Ariyasu, S., Mu, J., Zhang, X., Huang, Y., Yeow, E. K., Zhang, H., and Xing, B.,Investigation of Thermally Induced Cellular Ablation and Heat Response Triggered by Planar MoS2-based Nanocomposite, Bioconjugate chemistry, 2017.
Insulin mimetic
Exposure to sodium molybdate results in mild oxidative stress in Drosophila melanogaster
OBJECTIVES: The study was conducted to assess the redox status of Drosophila flies upon oral intake of insulin-mimetic salt, sodium molybdate (Na2MoO4).
METHODS: Oxidative stress parameters and activities of antioxidant and associated enzymes were analyzed in two-day-old D. melanogaster insects after exposure of larvae and newly eclosed adults to three molybdate levels (0.025, 0.5, or 10 mM) in the food.
RESULTS: Molybdate increased content of low molecular mass thiols and activities of catalase, superoxide dismutase, glutathione-S-transferase, and glucose-6-phosphate dehydrogenase in males. The activities of these enzymes were not affected in females. Males exposed to molybdate demonstrated lower carbonyl protein levels than the control cohort, whereas females at the same conditions had higher carbonyl protein content and catalase activity than ones in the control cohort. The exposure to 10 mM sodium molybdate decreased the content of protein thiols in adult flies of both sexes. Sodium molybdate did not affect the activities of NADP-dependent malate dehydrogenase and thioredoxin reductase in males or NADP-dependent isocitrate dehydrogenase in either sex at any concentration.

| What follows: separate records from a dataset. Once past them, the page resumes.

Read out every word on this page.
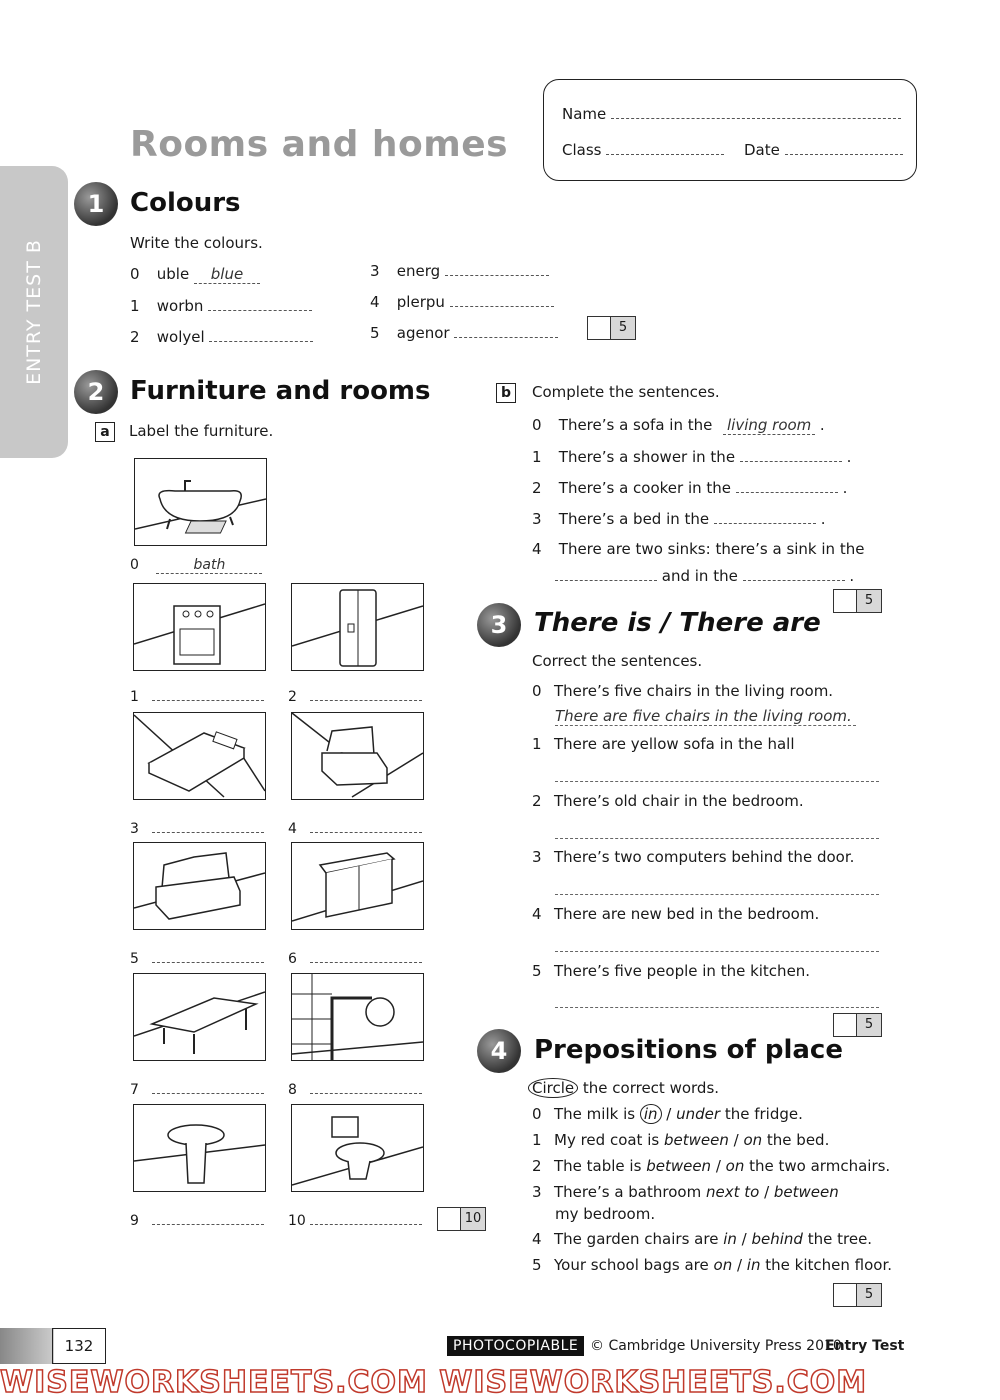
ENTRY TEST B
Rooms and homes
Name
Class	Date
1 Colours
Write the colours.
0 uble blue
1 worbn
2 wolyel
3 energ
4 plerpu
5 agenor	5
2 Furniture and rooms
a	Label the furniture.
0	bath
1	2
3	4
5	6
7	8
9	10	10
b	Complete the sentences.
0 There’s a sofa in the living room .
1 There’s a shower in the	.
2 There’s a cooker in the	.
3 There’s a bed in the	.
4 There are two sinks: there’s a sink in the
and in the	.
5
3	There is / There are
Correct the sentences.
0 There’s five chairs in the living room.
There are five chairs in the living room.
1 There are yellow sofa in the hall
2 There’s old chair in the bedroom.
3 There’s two computers behind the door.
4 There are new bed in the bedroom.
5 There’s five people in the kitchen.
5
4	Prepositions of place
Circle the correct words.
0 The milk is in / under the fridge.
1 My red coat is between / on the bed.
2 The table is between / on the two armchairs.
3 There’s a bathroom next to / between
my bedroom.
4 The garden chairs are in / behind the tree.
5 Your school bags are on / in the kitchen floor.
5
132	PHOTOCOPIABLE © Cambridge University Press 2010
Entry Test
WISEWORKSHEETS.COM WISEWORKSHEETS.COM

DISCUSSION: Enhanced antioxidant capacity in upon Drosophila flies low molybdate levels in the food suggests that molybdate can be potentially useful for the treatment of certain pathologies associated with oxidative stress.
Perkhulyn, N. V., Rovenko, B. M., Lushchak, O. V., Storey, J. M., Storey, K. B., and Lushchak, V. I.,Exposure to sodium molybdate results in mild oxidative stress in Drosophila melanogaster, Redox report : communications in free radical research, 2017, 1-10.

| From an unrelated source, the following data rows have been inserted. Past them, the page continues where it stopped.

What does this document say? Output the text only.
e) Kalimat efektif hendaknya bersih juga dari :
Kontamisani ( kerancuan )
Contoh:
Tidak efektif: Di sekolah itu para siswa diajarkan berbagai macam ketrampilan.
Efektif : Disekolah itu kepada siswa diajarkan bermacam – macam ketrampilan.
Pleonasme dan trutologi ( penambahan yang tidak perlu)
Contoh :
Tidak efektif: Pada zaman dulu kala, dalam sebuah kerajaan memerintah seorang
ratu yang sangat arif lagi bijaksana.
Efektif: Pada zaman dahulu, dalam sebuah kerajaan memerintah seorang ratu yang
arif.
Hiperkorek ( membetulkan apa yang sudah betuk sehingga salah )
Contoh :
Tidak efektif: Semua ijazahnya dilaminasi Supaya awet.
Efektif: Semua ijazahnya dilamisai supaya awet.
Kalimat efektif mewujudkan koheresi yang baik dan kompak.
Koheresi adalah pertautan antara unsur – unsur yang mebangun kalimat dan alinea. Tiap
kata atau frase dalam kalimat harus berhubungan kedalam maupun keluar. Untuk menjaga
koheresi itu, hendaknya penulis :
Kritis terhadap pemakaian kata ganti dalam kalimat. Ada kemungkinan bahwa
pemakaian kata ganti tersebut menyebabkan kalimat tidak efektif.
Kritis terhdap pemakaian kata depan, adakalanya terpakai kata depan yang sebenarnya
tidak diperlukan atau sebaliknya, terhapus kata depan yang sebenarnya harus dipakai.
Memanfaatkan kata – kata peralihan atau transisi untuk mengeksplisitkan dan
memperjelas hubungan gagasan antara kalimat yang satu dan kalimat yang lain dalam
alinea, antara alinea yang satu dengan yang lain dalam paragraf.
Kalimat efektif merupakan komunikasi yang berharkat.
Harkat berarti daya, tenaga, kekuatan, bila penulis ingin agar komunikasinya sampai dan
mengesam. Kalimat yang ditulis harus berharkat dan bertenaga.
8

[Drosophila melanogaster = fruit fly. See https://en.wikipedia.org/wiki/Drosophila_melanogaster and Similarity to humans:
“A March 2000 study by National Human Genome Research Institute comparing the fruit fly and human genome estimated that about 60% of genes are conserved between the two species.[32] About 75% of known human disease genes have a recognizable match in the genome of fruit flies,[33] and 50% of fly protein sequences have mammalian homologs. An online database called Homophila is available to search for human disease gene homologues in flies and vice versa.[34] Drosophila is being used as a genetic model for several human diseases including the neurodegenerative disorders Parkinson's, Huntington's, spinocerebellar ataxia and Alzheimer's disease. The fly is also being used to study mechanisms underlying aging and oxidative stress, immunity, diabetes, and cancer, as well as drug abuse.”
Antioxidant and associated enzymes. See http://www.news-medical.net/health/Antioxidant-Enzyme-Systems.aspx Enzymes that catalyze reactions to neutralize free radicals and reactive oxygen species: superoxide dismutase, glutathione peroxidise, glutathione reductase, catalases, lipoic acid. They require co-factors such as selenium, iron, copper, zinc, and manganese for optimum catalytic activity.
“These form the body’s endogenous defence mechanisms to help protect against free radical-induced cell damage. The antioxidant enzymes – glutathione peroxidase, catalase, and superoxide dismutase (SOD) – metabolize oxidative toxic intermediates.]